Белёсые брови вопросительно приподнялись.
— Видите ли, мы собирались послать назавтра трёх агитаторов в ваши Богуславицы. Речь идёт о новом молодёжном призыве…
— А он вам сказал, что не поедет?
Их удивило, что Сокальчик понимающе кивнул своей маленькой головой, посаженной на длинной шее. Теперь он был похож на ощипанного гуся, бессмысленно заглядевшегося в мутную воду, но руководители бригады давно его раскусили и знали, что за нелепой его внешностью скрывается твёрдый характер и ясный ум.
— Да. Сказал, что не поедет. — Палюх встал и начал медленно расхаживать по комнате. — Но почему?

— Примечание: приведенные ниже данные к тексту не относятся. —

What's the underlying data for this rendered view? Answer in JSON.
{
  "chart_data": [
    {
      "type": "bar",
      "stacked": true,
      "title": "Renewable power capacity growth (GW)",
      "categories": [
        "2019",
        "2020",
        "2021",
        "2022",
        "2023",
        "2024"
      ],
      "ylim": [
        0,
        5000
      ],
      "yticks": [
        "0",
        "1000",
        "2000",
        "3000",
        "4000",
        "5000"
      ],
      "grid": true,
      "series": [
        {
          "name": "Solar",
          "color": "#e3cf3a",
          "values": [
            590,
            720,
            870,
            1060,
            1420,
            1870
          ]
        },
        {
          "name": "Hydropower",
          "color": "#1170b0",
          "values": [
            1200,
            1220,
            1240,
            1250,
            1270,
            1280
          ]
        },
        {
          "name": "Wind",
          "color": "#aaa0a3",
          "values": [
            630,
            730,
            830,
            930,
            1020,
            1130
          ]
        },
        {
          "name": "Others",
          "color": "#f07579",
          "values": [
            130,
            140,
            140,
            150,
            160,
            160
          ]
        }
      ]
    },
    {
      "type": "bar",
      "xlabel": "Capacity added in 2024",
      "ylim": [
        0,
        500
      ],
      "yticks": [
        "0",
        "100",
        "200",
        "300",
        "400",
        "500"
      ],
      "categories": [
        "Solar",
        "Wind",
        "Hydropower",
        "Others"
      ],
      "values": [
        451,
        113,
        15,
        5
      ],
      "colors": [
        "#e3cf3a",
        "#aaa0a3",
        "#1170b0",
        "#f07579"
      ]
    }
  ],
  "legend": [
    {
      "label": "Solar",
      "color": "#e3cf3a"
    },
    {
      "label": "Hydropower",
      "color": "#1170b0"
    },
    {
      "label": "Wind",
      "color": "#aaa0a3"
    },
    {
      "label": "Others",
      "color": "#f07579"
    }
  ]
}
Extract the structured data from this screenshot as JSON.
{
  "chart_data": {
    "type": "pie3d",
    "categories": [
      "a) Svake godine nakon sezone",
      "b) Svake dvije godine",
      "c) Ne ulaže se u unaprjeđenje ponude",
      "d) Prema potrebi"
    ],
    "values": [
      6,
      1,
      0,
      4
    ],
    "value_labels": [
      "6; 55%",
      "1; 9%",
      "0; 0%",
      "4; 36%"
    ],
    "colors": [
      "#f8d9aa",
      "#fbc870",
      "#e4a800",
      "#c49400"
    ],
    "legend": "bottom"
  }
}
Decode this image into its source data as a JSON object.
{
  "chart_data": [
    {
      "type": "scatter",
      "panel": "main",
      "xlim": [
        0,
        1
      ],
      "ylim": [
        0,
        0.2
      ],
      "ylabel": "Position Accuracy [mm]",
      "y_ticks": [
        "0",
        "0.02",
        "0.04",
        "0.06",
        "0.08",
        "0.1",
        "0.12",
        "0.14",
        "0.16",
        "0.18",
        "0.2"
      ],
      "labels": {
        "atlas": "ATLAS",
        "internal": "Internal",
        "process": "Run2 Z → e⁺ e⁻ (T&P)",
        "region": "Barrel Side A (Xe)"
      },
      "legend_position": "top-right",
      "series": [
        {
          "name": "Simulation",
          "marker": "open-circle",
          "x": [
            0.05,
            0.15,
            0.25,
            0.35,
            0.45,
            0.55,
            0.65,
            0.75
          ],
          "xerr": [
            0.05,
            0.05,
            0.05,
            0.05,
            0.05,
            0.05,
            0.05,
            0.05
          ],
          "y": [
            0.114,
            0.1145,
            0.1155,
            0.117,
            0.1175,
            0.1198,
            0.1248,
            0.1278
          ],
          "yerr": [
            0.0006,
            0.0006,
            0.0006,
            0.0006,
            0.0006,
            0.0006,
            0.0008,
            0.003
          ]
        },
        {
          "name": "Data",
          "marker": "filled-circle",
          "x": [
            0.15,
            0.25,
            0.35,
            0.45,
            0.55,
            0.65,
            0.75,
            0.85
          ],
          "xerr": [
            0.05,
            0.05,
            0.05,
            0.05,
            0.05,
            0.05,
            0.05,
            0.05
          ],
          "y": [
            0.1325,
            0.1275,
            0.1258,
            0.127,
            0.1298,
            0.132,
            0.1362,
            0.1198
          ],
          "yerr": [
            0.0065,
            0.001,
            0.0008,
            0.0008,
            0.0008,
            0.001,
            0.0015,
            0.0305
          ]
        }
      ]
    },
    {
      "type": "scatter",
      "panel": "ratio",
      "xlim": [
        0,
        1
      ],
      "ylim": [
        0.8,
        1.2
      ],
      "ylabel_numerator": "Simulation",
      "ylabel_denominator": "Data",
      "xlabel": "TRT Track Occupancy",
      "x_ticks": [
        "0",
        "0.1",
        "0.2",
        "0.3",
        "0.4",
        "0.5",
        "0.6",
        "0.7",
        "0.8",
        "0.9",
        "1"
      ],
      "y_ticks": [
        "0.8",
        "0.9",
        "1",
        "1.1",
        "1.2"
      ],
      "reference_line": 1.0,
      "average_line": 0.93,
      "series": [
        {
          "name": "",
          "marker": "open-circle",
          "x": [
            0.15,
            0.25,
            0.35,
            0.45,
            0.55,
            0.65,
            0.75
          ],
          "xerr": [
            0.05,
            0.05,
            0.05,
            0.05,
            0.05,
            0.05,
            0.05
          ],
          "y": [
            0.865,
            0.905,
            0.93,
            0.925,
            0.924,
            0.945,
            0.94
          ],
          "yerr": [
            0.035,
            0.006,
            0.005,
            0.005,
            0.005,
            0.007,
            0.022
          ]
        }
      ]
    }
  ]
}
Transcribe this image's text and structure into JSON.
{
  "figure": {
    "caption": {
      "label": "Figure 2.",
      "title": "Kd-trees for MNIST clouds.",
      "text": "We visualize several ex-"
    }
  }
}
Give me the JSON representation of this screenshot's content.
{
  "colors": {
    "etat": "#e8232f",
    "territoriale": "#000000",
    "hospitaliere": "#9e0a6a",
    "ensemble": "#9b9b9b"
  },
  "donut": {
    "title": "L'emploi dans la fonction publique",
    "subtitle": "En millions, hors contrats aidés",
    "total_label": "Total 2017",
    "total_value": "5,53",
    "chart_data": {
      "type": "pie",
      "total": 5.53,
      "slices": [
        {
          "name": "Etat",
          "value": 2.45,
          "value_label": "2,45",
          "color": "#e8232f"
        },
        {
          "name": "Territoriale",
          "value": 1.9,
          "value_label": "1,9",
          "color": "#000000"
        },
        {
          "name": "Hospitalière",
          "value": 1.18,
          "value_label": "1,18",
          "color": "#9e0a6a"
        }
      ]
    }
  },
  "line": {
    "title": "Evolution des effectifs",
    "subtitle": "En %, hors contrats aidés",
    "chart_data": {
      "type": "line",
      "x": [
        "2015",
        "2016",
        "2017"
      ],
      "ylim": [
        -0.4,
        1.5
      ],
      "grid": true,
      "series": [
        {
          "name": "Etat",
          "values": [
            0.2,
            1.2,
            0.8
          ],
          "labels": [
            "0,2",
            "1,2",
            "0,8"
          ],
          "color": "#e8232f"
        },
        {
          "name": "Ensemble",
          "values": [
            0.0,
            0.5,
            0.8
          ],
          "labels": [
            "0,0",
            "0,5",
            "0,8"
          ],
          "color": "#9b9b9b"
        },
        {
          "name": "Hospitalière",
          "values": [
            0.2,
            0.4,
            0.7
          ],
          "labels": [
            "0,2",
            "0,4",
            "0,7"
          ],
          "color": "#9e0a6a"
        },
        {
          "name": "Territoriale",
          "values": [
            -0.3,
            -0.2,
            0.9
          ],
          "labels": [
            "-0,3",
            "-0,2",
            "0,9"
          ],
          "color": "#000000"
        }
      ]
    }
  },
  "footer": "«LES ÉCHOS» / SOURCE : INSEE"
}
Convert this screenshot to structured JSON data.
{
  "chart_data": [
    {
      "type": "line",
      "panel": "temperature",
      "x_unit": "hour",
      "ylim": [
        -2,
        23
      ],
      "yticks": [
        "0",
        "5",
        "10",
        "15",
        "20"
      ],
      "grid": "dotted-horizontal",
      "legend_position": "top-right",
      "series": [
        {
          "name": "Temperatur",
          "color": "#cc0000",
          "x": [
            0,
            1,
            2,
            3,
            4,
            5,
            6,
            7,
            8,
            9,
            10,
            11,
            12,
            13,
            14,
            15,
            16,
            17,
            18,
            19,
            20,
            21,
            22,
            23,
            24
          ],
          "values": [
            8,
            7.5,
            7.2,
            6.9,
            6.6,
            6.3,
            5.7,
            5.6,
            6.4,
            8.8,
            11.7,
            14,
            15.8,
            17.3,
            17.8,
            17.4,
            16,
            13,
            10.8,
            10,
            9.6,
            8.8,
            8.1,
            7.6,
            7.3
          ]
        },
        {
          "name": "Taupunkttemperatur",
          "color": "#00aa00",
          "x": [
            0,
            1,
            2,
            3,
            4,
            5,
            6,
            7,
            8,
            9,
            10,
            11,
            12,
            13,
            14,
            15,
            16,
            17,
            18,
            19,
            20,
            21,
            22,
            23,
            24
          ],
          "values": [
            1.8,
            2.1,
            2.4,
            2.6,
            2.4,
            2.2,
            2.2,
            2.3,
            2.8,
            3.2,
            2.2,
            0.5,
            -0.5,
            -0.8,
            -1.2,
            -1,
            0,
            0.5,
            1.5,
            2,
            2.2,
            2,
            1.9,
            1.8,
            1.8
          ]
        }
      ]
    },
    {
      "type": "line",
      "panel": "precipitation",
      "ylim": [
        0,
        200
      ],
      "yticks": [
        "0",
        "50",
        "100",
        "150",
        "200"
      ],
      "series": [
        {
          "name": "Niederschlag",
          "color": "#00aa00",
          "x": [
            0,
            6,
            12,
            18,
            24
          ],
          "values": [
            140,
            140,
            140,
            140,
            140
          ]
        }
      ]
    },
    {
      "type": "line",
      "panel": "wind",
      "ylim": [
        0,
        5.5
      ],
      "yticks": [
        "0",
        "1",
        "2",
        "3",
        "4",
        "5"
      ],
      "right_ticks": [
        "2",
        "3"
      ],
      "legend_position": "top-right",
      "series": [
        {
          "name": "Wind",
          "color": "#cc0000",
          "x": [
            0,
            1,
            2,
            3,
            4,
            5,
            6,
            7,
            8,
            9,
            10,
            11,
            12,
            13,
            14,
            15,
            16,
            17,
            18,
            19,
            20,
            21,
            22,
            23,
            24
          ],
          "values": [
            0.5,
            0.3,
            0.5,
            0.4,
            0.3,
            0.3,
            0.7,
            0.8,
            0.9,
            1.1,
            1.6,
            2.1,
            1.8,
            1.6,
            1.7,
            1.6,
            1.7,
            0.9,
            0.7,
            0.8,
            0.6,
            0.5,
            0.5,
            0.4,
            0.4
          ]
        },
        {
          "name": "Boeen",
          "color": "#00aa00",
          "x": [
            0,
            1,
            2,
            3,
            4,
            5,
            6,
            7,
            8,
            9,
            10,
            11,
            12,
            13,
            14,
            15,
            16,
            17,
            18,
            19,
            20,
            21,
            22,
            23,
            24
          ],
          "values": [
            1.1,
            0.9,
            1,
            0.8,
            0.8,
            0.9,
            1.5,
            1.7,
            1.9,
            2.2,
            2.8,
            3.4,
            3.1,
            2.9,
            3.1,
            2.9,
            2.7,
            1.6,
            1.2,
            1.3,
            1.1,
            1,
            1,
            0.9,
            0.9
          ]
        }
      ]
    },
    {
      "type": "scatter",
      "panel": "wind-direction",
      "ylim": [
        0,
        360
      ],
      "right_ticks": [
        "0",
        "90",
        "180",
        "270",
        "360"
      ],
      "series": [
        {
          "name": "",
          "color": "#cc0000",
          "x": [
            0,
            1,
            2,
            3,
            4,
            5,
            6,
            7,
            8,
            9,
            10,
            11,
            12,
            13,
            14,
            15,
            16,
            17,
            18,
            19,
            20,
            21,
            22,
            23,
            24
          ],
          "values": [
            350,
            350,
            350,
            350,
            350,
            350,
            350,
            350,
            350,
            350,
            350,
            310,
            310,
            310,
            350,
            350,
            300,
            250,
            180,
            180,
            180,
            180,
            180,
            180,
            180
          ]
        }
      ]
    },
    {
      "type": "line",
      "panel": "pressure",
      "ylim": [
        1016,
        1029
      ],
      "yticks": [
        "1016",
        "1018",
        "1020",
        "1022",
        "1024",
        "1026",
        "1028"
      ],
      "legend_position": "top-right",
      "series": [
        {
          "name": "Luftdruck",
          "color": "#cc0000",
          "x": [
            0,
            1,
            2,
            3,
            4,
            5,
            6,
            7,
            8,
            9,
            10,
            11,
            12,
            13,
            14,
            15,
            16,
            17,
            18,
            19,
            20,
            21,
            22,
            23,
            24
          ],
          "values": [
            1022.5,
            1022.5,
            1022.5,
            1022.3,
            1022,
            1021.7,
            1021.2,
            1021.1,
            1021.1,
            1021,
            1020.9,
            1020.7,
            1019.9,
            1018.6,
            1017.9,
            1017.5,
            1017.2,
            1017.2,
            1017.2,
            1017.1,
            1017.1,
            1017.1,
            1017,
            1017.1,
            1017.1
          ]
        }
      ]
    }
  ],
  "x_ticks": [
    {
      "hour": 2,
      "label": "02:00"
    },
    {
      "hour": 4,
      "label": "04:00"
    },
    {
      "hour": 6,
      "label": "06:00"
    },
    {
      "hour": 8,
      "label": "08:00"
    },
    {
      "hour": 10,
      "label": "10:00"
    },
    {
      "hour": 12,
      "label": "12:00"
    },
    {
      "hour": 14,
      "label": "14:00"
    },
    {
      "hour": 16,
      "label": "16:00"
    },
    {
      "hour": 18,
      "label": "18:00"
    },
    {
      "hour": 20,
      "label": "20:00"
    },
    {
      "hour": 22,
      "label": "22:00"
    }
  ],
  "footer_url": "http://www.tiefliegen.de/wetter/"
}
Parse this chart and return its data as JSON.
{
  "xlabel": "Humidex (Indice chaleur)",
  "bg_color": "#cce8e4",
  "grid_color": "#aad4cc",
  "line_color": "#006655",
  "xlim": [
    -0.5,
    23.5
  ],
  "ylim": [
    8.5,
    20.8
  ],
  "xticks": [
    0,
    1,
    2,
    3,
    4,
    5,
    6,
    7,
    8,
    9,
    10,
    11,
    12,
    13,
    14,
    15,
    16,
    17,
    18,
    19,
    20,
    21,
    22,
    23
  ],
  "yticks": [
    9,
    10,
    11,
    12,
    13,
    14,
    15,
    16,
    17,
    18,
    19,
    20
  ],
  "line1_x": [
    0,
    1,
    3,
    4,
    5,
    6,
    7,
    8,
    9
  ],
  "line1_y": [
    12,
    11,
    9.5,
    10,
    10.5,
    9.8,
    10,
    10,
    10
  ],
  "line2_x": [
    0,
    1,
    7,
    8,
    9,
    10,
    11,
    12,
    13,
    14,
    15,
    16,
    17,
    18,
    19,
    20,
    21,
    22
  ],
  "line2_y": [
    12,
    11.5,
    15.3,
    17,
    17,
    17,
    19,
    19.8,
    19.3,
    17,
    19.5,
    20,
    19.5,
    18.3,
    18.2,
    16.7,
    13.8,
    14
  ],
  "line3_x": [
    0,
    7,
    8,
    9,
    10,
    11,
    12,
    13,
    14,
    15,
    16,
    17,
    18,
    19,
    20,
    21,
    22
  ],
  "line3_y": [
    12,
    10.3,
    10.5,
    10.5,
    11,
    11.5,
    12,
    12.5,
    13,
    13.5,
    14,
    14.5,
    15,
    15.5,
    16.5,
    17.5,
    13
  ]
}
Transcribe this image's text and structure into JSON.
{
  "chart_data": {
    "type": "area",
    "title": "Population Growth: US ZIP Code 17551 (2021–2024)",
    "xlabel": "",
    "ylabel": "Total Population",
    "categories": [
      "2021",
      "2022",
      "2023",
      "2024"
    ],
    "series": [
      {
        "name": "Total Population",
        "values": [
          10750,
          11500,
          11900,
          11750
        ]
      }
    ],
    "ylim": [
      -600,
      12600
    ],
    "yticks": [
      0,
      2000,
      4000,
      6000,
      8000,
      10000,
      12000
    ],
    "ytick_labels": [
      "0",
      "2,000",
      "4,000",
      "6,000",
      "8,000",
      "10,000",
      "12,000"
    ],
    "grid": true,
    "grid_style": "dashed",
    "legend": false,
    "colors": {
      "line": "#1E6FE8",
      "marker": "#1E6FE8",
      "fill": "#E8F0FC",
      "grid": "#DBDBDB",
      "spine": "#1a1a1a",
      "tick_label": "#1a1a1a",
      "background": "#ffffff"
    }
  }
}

— Скверное дело. — Сокальчик огорчённо покачал головой. — Моя вина. Надо было раньше об этом рассказать. Может быть, и удалось бы что-нибудь придумать.
— В чём же всё-таки дело? — Палюх остановился.
— Его отца застрелили наши, — спокойно произнёс белый паренёк. — Вот в этом-то и всё дело.
— То есть как — застрелили? — склонился над столом Ясинский. — Как это случилось?
Палюх сел. Он был утомлён после бессонной ночи. В последнее время ему вообще приходилось мало спать. Строительство нового города разворачивалось всё шире, и работа бригады с каждым днём становилась сложнее. Он протёр глаза жёсткими подушками ладоней и с трудом приподнял слипающиеся веки.
— Как же это случилось? — повторил он вслед за Ясинским.
Вода в ручье сделалась совсем голубой, и он журчал теперь громче обычного, как всегда бывает перед наступлением вечера. Ветки склонившегося над берегом орешника были покрыты тоненьким слоем белой пыли. Земба провёл пальцем по поверхности сморщенного листочка и отпустил ветку. Она взлетела вверх, дрогнула и застыла.
«Теперь она притворяется, будто никто её не трогал, — промелькнуло у него в голове. Он закрыл глаза. — Вот лежу тут, играю ветками, а ведь там…»
Но что можно было поделать? Бывает так, что незначительные мысли возникают вдруг рядом с важными, а человек и сам не знает, почему он перестал думать об отце и начал размышлять об орешнике…
На стене их хаты висела большая фотография. На переднем плане — молодой уланский ротмистр верхом на коне. А позади, на небольшом от него расстоянии, — второй всадник, тоже улан. Внизу, тут же, над нижней планкой рамы, нарисована гирлянда из роз, обвивающих надпись: «1920 год».
Томек помнит, как в ту ночь он стоял у окна и смотрел то на фотографию, то на двоих мужчин, сидевших за столом друг против друга. Перед ним были именно эти уланы, только постаревшие на двадцать пять лет. У отца лицо заострилось, а раньше оно было круглым. А пан Коморский располнел и поседел. Звали его Рауль. Ни в одном календаре не найдёшь такого имени.
— Послушай! — сказал бывший ротмистр своему бывшему ординарцу. — Надо принять какое-то решение!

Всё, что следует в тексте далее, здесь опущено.